When entering Slick's office, it was always prudent to enter slowly, more so since the man's blind spot had increased exponentially a couple months ago. The caution was unnecessary today, though, because Slick was simply sitting at his desk, bent over a pile of papers, his fingers twisted into his hair. "Sit," he snapped, without looking up.

Karkat obliged and reflected – as he sat there in front of the desk of the man who was somewhat reluctantly his guardian and primary caretaker – that while it was usually easy to forget that Slick had once worked at a cush government office job, when you stuck the man behind a desk and threw a bunch of papers in front of him, it was like he'd never done anything else. The suit didn't help matters any, even with the eye patch. Karkat suspected it was something to do with the neurotically alphabetized filing folders and the paperclips. The cigarette smoldering in the ashtray and the half-empty bottle of bourbon did little to offset the picture.

"What?" he asked, after Slick didn't seem about to say anything else. And indeed, the man didn't actually say anything at all in return. He simply shoved a stack of photos across the desk and returned to flicking through the pile of knife-pocked blueprints. "It's a fucking bank," Karkat observed after the first two or three pictures. He brandished the stack. "Is this your next job or something?" A nod.

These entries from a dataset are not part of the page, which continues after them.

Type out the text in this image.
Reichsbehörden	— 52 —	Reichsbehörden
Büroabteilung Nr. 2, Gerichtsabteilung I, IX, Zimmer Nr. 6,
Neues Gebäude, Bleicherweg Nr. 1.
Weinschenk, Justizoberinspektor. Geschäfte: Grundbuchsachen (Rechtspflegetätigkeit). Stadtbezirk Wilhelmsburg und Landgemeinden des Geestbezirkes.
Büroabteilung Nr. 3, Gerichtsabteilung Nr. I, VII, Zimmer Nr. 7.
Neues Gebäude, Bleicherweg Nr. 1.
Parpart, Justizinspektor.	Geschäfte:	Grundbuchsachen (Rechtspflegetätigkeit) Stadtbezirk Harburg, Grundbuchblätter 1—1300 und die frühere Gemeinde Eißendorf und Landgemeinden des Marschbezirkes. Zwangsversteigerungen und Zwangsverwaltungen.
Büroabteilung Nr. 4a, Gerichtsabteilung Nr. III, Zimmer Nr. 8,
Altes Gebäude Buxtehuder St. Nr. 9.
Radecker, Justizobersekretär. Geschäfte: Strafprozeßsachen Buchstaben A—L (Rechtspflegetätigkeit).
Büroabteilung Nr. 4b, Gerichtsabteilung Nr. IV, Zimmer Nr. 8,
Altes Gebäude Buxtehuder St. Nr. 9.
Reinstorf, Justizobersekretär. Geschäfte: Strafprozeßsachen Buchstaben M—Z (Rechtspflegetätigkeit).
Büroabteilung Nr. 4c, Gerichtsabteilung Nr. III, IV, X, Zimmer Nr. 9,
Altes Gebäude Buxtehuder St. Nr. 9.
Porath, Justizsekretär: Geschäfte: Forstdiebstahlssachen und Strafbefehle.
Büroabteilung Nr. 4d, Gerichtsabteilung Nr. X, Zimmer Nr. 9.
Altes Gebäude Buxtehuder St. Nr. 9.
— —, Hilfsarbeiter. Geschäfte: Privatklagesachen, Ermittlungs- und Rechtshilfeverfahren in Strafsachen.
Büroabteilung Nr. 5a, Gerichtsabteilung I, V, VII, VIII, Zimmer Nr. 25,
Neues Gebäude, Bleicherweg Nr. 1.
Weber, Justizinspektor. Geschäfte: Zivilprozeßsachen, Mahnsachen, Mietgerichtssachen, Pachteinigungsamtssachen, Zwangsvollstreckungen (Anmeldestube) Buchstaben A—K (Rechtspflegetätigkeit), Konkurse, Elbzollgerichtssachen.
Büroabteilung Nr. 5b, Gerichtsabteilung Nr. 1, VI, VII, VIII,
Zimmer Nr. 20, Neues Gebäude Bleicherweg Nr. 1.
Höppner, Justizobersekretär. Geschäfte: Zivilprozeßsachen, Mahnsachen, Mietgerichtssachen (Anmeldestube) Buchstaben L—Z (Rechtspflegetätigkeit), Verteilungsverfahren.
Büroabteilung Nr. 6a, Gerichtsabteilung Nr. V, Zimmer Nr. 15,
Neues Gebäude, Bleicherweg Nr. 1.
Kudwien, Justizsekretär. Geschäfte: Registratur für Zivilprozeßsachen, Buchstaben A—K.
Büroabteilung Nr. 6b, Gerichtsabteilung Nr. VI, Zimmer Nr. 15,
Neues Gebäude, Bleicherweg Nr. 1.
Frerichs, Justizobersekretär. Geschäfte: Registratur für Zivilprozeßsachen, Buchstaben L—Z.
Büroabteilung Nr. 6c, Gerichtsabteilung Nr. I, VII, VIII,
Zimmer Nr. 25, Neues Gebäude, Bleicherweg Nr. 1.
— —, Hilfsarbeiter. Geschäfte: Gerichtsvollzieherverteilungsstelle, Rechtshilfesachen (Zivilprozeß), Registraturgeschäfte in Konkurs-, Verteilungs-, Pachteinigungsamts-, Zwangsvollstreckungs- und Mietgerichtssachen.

Karkat craned his neck to see the blueprints. "So when're you gonna knock the place over?"

"Tonight."

Karkat flicked through the pictures again and then shrugged, depositing them on the desk. "Listen, Dad, sorry I like, freaked the fuck out last time but I mean, this is just a bank robbery, you really don't have to tell me because I usually find out when the cops show up."

"You should study those pictures," he growled.

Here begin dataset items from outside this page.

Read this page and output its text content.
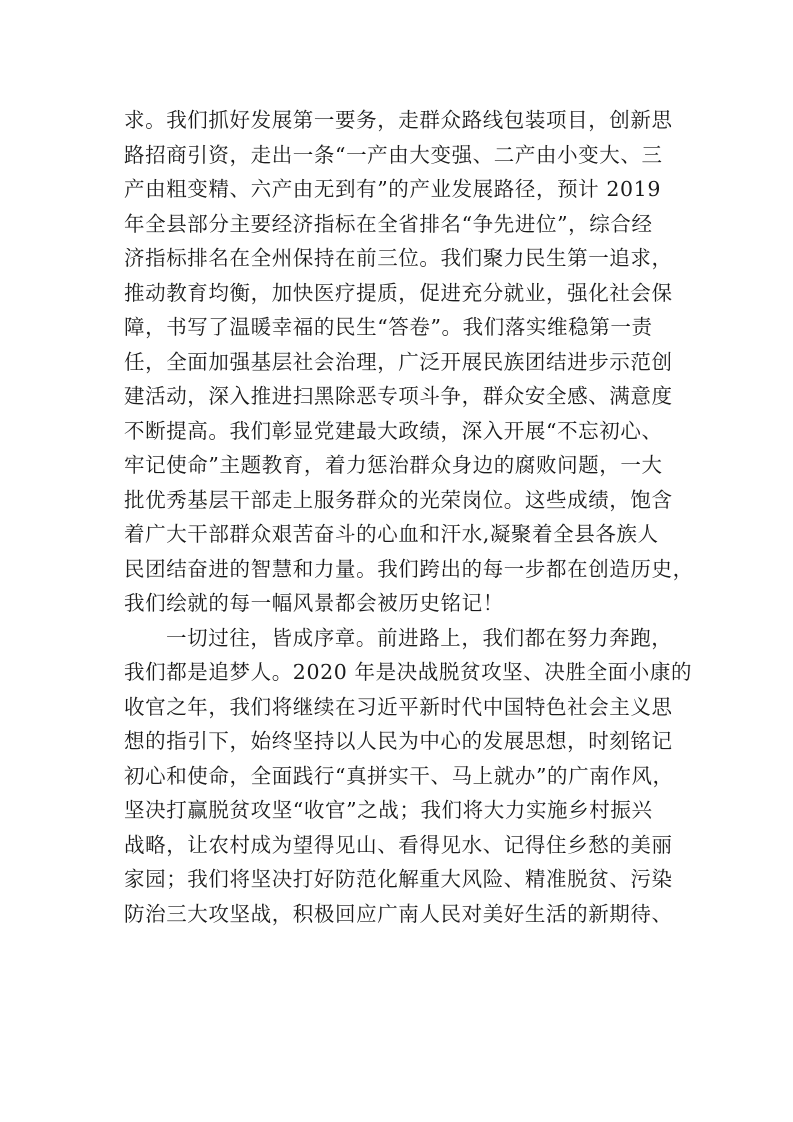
求。我们抓好发展第一要务，走群众路线包装项目，创新思
路招商引资，走出一条“一产由大变强、二产由小变大、三
产由粗变精、六产由无到有”的产业发展路径，预计 2019
年全县部分主要经济指标在全省排名“争先进位”，综合经
济指标排名在全州保持在前三位。我们聚力民生第一追求，
推动教育均衡，加快医疗提质，促进充分就业，强化社会保
障，书写了温暖幸福的民生“答卷”。我们落实维稳第一责
任，全面加强基层社会治理，广泛开展民族团结进步示范创
建活动，深入推进扫黑除恶专项斗争，群众安全感、满意度
不断提高。我们彰显党建最大政绩，深入开展“不忘初心、
牢记使命”主题教育，着力惩治群众身边的腐败问题，一大
批优秀基层干部走上服务群众的光荣岗位。这些成绩，饱含
着广大干部群众艰苦奋斗的心血和汗水,凝聚着全县各族人
民团结奋进的智慧和力量。我们跨出的每一步都在创造历史，
我们绘就的每一幅风景都会被历史铭记！
一切过往，皆成序章。前进路上，我们都在努力奔跑，
我们都是追梦人。2020 年是决战脱贫攻坚、决胜全面小康的
收官之年，我们将继续在习近平新时代中国特色社会主义思
想的指引下，始终坚持以人民为中心的发展思想，时刻铭记
初心和使命，全面践行“真拼实干、马上就办”的广南作风，
坚决打赢脱贫攻坚“收官”之战；我们将大力实施乡村振兴
战略，让农村成为望得见山、看得见水、记得住乡愁的美丽
家园；我们将坚决打好防范化解重大风险、精准脱贫、污染
防治三大攻坚战，积极回应广南人民对美好生活的新期待、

Karkat cocked his head. "Why?" Another thought occurred to him, and he glanced around, into the shadows. "Shouldn't you and the Crew be getting ready or something?"

"They are."

Karkat's expression went flat. "You need me to drive you to the fucking bank, don't you."

Slick looked up sharply, shark teeth bared. "Alright, first of all, you little shit, it's not like you would have any other options if I did. And second of all, I need you for more than just a fucking getaway car."

"Huh?"

The gangster sighed and dropped the blueprints back onto the desk, leaning back in his chair. "Karkat, you're six and a half now. You're in goddamn middle school."

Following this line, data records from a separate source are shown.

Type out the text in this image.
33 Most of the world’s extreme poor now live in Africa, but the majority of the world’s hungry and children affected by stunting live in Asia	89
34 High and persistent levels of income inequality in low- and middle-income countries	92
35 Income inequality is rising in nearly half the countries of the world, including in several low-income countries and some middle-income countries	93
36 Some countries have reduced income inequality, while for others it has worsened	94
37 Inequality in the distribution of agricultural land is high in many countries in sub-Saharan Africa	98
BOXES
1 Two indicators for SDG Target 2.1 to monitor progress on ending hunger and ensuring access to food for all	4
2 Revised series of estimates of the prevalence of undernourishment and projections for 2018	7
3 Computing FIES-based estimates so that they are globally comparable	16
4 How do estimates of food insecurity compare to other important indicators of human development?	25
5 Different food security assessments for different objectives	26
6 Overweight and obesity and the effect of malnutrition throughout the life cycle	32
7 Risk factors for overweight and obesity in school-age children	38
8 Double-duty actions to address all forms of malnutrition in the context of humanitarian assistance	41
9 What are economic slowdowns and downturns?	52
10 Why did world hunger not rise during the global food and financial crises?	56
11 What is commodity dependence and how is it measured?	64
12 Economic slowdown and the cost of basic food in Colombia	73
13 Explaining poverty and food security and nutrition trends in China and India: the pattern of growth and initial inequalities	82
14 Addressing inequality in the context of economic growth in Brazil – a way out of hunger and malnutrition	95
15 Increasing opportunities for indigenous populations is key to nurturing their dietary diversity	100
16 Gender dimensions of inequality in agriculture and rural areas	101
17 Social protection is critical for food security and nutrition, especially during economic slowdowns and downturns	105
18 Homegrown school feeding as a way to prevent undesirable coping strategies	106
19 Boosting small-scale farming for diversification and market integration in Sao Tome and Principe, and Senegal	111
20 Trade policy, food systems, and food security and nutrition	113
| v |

"Thanks, Captain Obvious." Although, if he were to be honest, he was amazed the man remembered.

Slick grabbed the bottle of bourbon and looked reflectively at it. "And you know how to drive a fucking car."

"Yeah. So?"

"Well." He took a belt of the liquor and smirked at the troll. "Don't you think it's about time you learned how to rob a bank?"